Cada año, la Asamblea Consultiva del Consejo Nacional para Prevenir la Discriminación (Conapred) tiene el muy grato cometido de otorgar los Premios de Igualdad y No Discriminación. Es una tarea feliz, pues reconocer el trabajo de quienes han dedicado parte de su vida a perseguir el interés de los demás en busca de una sociedad más justa es, de lejos, uno de los mayores privilegios. A la vez, abrazar a quienes decidieron hacer de la palabra “éxito” un hecho colectivo, es también una grave responsabilidad.

La Asamblea de Conapred decidió otorgar el Premio Nacional de Igualdad 2015 a Abel Barrera, fundador de Tlachinollan, Centro de Derechos Humanos de la Montaña, en el estado de Guerrero. Lo decidió porque a través de Abel Barrera se premia también a quienes han trabajado en ese Centro desde 1994, defendiendo a los pueblos nahuas, mixtecos, tlapanecos, amuzgos y mestizos de muy bajos recursos de La Montaña, la Costa Chica, la Costa Grande y el Centro de esa difícil entidad. Se dice rápido, pero hay que tener tanto amor por los demás como valentía para arriesgar la vida en esa zona, actuando a nombre de las personas más discriminadas, sin estridencias, sin armas y usando solamente los recursos del derecho y la voz pública para oponerse a la injusticia.

No es la primera vez que el Centro Tlachinollan recibe un reconocimiento. De hecho, en 2001 recibió el Premio al Mérito en Derechos Humanos Nicolás Bravo; en 2007 obtuvo el Premio para Instituciones Creativas y Efectivas de la Fundación MacArthur; en 2009, la Oficina en Washington para Asuntos Latinoamericanos (WOLA) le concedió el Premio de Derechos Humanos 2009; Amnistía Internacional le otorgó el Premio de Derechos Humanos Robert F. Kennedy en el año 2010; y un año más tarde, en 2011, Amnistía Internacional reconoció a Abel Barrera con el Sexto Premio Anual de Derechos Humanos, por sus luchas en favor de la población indígena, “con un gran riesgo personal”.

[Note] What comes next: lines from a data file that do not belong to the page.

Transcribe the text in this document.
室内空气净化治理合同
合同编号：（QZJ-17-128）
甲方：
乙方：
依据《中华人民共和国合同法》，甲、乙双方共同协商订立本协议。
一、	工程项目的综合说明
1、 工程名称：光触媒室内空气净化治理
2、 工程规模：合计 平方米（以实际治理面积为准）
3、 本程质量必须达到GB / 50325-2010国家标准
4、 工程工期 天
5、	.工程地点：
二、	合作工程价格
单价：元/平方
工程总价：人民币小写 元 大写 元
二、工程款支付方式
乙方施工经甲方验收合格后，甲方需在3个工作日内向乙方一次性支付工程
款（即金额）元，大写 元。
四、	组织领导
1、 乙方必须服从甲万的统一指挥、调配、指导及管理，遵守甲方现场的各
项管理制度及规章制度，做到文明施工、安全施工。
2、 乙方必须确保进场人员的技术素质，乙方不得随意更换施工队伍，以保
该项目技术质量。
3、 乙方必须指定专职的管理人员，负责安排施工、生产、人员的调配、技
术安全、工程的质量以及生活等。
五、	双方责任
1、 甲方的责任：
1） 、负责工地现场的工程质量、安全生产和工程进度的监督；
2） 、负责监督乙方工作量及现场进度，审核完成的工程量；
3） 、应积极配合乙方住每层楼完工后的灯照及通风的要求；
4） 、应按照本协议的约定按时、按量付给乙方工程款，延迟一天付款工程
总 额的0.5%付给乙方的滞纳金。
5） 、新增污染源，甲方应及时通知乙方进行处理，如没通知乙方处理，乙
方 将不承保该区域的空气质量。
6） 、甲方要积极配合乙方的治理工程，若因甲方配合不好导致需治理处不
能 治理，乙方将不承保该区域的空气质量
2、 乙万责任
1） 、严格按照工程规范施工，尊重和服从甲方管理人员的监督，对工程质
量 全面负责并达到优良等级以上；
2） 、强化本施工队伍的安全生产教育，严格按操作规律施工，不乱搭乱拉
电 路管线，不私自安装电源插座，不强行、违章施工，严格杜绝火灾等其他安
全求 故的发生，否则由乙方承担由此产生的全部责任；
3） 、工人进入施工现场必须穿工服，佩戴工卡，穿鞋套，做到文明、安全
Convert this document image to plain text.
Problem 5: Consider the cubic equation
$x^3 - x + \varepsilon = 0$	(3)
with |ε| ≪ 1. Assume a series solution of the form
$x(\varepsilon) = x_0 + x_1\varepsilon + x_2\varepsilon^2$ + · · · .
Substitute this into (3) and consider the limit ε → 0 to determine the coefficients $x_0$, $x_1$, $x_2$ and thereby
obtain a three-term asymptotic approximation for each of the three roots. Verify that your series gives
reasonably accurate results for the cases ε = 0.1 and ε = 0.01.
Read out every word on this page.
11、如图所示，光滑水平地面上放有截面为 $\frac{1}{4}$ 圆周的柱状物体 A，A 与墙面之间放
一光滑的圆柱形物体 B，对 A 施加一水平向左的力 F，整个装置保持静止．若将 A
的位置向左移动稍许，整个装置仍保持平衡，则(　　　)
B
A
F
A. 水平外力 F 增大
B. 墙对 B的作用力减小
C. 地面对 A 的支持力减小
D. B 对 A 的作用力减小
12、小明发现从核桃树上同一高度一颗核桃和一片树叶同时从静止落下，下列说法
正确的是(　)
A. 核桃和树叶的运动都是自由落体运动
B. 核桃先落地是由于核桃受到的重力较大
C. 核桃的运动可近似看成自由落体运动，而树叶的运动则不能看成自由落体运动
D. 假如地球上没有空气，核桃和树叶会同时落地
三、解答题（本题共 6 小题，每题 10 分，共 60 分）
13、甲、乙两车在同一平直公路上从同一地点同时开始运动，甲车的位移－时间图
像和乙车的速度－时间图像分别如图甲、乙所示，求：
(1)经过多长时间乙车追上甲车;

Con todo, tengo para mí que los premios más apreciados hasta ahora por Abel Barrera y el Centro Tlachinollan los ganaron en octubre de 2010 y marzo de 2012, cuando el Estado mexicano se vio obligado a asumir públicamente su responsabilidad internacional por los actos de tortura y violación sufridos, respectivamente, por Valentina Rosendo Cantú e Inés Fernández por parte de elementos militares, como lo constató la Corte Interamericana de Derechos Humanos (CIDH), gracias a la defensa y las gestiones incansables de Barrera y su equipo de abogados.

No obstante, los ahora ganadores del Premio Nacional de Igualdad y No Discriminación 2015 no quedaron satisfechos ni cabe imaginar siquiera que los reconocimientos previos o los venideros sirvan para doblegarlos. No están conformes, porque las causas que se han prometido defender siguen vigentes, porque los pueblos indígenas siguen siendo los más discriminados y porque la desigualdad de trato sigue siendo motivo de litigio ante quienes, empoderados, se niegan a reconocerla cabalmente y a actuar sin cálculos políticos para impedirla.

Por supuesto, además, este reconocimiento de Conapred no les caerá bien a quienes consideran que Abel Barrera y Tlachinollan son una monserga para el Estado mexicano. Sí que lo son. Lo son desde hace más de veinte años, que es el mismo lapso en el que México se comprometió a mirar con otros ojos a los pueblos indígenas —cuando el zapatismo los convirtió temporalmente en el grupo más visible del país—, sin haber cumplido esa promesa y sin que hasta hoy haya cambiado aquella condición discriminada. El premio no servirá para modificar de tajo esa obstinada e injusta realidad, pero quizás puede ayudar a recordarnos que gracias a esas monsergas, los más pobres y excluidos pueden albergar alguna esperanza, a pesar de todo.